The American Civil Liberties Union of Florida and Council on American-Islamic Relations Florida said Wednesday the organizations have received more than 35 complaints from inmates since the Miami-Dade Corrections and Rehabilitation Department began serving non-Halal meals to Muslim inmates.
Both organizations claim the county's jail facilities stopped serving non-Halal meals in October 2014, in violation of its faith-based meals policy.
Under Islamic law, a Halal diet prohibits the meat of certain animals and mandates that the food not come into contact with other non-Halal meals, among other things.
CAIR Florida and the ACLU said they have informed corrections officials about the specific complaints of 17 Muslim inmates, but there has been no change.

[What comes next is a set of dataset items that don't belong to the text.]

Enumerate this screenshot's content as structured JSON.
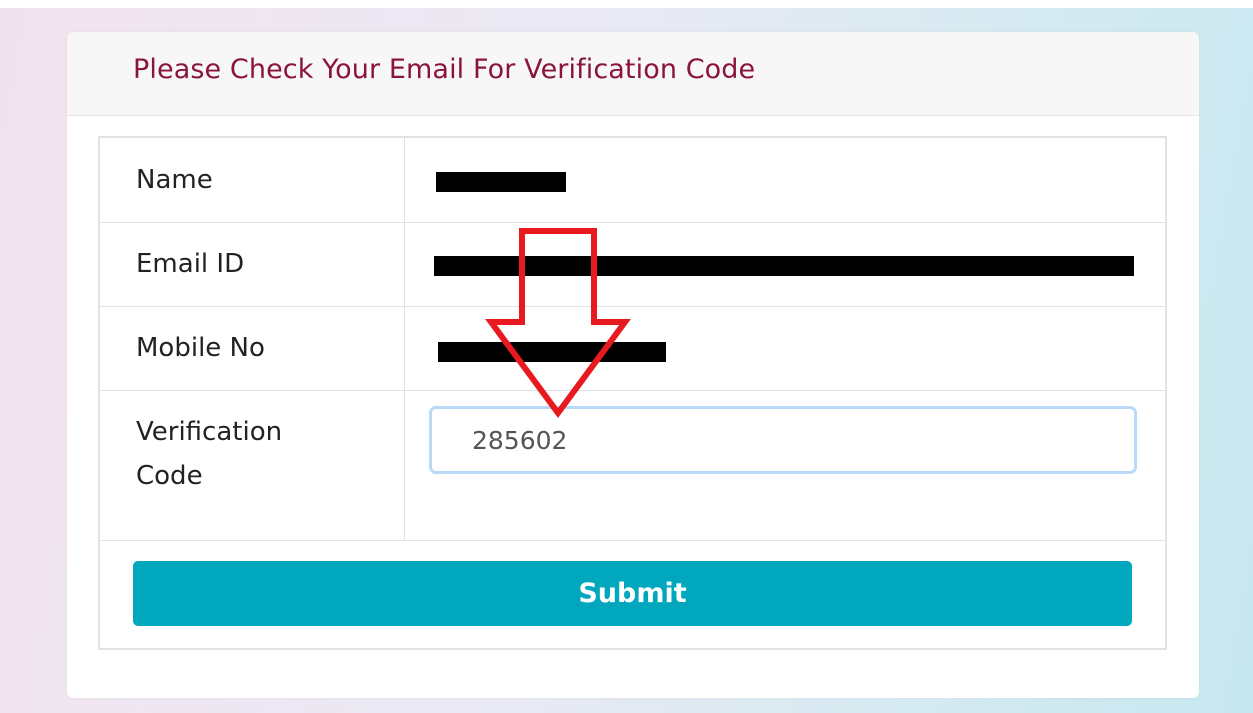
{
  "form": {
    "title": "Please Check Your Email For Verification Code",
    "fields": {
      "name_label": "Name",
      "email_label": "Email ID",
      "mobile_label": "Mobile No",
      "verification_label_line1": "Verification",
      "verification_label_line2": "Code"
    },
    "verification_code_value": "285602",
    "submit_label": "Submit"
  },
  "colors": {
    "title": "#8a1538",
    "submit_button": "#01a7bd",
    "input_focus_border": "#b8d9f7",
    "annotation_arrow": "#e8191f",
    "redaction": "#000000"
  }
}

"Some of them are not eating, or they're not eating enough," Thania Diaz-Clevenger, civil rights director for CAIR Florida, told Local 10 News.

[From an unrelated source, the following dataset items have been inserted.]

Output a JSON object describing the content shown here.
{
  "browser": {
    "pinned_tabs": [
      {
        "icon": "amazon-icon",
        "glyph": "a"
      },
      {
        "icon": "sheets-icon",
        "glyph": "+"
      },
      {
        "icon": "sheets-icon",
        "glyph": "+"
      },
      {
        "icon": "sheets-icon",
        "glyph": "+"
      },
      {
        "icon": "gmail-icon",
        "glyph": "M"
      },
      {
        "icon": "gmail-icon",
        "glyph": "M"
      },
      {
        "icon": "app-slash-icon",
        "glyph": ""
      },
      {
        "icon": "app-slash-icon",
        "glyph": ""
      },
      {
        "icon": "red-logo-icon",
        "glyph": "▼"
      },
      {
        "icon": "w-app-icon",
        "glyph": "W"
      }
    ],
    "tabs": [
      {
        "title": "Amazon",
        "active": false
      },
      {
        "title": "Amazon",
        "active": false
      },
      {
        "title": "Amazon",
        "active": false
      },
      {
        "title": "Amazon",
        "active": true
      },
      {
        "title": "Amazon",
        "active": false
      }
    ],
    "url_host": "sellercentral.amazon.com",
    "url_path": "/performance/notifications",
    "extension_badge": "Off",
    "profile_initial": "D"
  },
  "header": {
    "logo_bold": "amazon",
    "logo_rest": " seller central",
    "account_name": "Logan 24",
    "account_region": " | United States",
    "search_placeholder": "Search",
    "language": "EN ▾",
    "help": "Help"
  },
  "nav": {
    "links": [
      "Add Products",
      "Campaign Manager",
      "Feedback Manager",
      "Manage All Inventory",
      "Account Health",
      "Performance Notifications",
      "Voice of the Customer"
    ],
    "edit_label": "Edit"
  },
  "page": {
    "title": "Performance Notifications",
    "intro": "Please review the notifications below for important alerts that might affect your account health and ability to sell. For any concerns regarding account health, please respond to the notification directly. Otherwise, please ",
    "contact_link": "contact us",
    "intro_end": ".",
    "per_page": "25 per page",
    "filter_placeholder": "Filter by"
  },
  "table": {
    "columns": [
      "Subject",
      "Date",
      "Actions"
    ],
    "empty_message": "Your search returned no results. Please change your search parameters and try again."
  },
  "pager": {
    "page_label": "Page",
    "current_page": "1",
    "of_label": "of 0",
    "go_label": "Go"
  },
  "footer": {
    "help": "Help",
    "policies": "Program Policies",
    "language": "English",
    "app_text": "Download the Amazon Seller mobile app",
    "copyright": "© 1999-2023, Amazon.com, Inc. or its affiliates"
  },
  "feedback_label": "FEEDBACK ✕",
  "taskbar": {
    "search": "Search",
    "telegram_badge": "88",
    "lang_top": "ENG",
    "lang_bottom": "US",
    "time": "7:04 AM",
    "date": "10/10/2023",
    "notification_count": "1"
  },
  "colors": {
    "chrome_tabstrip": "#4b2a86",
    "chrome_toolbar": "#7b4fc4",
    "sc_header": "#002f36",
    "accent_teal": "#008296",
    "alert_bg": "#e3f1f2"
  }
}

She said the inmates don't understand why their constitutional rights are being violated.
"They're conflicted with, 'Should I practice my religion, something I sincerely believe and it's a part of me, or do I starve,'" Diaz-Clevenger said.
The organizations said they will now file formal grievances after repeated letters and meetings have failed to bring about change.
"Last month, we met with members of CAIR to discuss concerns related to the meals being offered to our Muslim inmates," Miami-Dade Corrections and Rehabilitation Department spokeswoman Janelle Hall told Local 10 News in a statement. "CAIR stated the Halal meal is the only acceptable option for Muslim inmates. However, CAIR was informed during this meeting that the department's Imam, who has serviced the Muslim inmate population for several years and has guided us on Muslim-related issues, found the alternative meal currently offered to the Muslim inmates to be in accordance with Muslim principles. Although MDCR consistently meets the religious dietary needs of our inmate population, including those of the Muslim faith, CAIR was advised that we would give further consideration to the offering of Halal meals as an additional option. We will continue to work with CAIR and the Muslim community regarding issues that may affect our Muslim inmates and welcome assistance with identifying additional Imams willing to volunteer their services."